Thursday, April 7, 2011

Wisconsin Supreme Court Election Update

In the contentious Wisconsin election for Supreme Court Justice, the challenger JoAnne Kloppenburg has declared victory although she reportedly has a margin of approximately 200 votes. {UPDATE: vote count reversed and fluctuating}.

The incumbent,  David Prosser, currently a member of the state supreme court, has not conceded. 

The election is widely viewed as an example of the politicization of judicial elections.  WISCONSIN COURT In Wisconsin, the political issues revolve around Governor Walker’s proposal the elimination collective bargaining for public employees; an issue that is in litigation that could reach the state supreme court.  The Wisconsin election could be compared to the recent Iowa election which was seen as a referendum on same-sex marriage; the nomination process after that election resulted in an all-white all-male state supreme court.

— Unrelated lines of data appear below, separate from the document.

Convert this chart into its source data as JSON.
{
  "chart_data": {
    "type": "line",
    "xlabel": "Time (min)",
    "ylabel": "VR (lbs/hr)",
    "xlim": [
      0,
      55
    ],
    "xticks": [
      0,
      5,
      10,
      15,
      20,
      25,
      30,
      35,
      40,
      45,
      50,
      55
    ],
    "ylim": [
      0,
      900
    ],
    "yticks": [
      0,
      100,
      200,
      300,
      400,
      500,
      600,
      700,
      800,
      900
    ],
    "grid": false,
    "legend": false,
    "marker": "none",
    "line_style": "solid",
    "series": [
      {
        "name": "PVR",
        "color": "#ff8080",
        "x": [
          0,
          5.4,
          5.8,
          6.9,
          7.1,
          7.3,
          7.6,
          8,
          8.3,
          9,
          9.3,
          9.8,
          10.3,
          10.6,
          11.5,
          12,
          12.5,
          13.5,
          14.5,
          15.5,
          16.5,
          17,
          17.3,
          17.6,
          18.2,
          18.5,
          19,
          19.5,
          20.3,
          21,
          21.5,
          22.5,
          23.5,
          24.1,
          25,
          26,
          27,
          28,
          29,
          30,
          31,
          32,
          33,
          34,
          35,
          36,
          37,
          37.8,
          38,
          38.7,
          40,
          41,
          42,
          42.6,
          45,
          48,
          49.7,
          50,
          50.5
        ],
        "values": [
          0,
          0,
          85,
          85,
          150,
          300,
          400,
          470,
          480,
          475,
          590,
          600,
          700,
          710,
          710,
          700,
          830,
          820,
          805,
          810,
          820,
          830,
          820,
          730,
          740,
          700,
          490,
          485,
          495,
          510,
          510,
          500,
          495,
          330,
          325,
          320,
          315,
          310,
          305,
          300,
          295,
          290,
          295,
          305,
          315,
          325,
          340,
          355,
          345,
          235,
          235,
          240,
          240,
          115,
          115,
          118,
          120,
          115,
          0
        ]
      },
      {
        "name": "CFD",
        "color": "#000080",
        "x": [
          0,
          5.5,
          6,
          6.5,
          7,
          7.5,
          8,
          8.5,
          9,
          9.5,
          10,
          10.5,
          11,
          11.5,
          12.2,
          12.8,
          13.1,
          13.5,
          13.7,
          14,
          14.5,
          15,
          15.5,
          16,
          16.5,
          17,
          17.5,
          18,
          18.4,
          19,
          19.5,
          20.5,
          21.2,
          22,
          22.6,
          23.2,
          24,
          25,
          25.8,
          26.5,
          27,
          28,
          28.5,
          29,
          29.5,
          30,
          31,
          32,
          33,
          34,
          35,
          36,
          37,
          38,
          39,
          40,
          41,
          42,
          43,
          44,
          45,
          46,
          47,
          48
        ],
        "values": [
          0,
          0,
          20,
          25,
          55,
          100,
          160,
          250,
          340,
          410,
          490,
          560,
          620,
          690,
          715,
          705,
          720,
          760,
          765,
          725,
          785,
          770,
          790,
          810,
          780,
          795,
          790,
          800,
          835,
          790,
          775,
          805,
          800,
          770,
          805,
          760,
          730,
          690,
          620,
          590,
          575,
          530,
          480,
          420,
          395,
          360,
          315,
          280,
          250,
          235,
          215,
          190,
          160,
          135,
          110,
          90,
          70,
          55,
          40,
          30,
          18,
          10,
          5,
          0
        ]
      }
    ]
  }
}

Additionally, however, Prosser’s personal judicial temperament was a campaign issue.  Prosser reportedly called one of his fellow justices, a woman, a sexist slur.  In an interview with FoxNews, Prosser admited regret engaging in the name-calling, but says it was not all his fault and there was "some provocation."   A brief report with video clip is here; a longer video also discussing other issues is here.

The seemingly inevitable recount could result in litigation before the state supreme court.  However, the first step would be a trial.  And, according to the latest report from Milwaukee Journal Sentinel:

In one twist, state law calls for Chief Justice Shirley Abrahamson to appoint the state judge who would hear the case if the loser of a recount in a statewide election goes to court over the outcome. Abrahamson and Prosser have clashed on the court. Prosser's private remark calling Abrahamson a "total bitch" was the subject of a recent political ad attacking Prosser.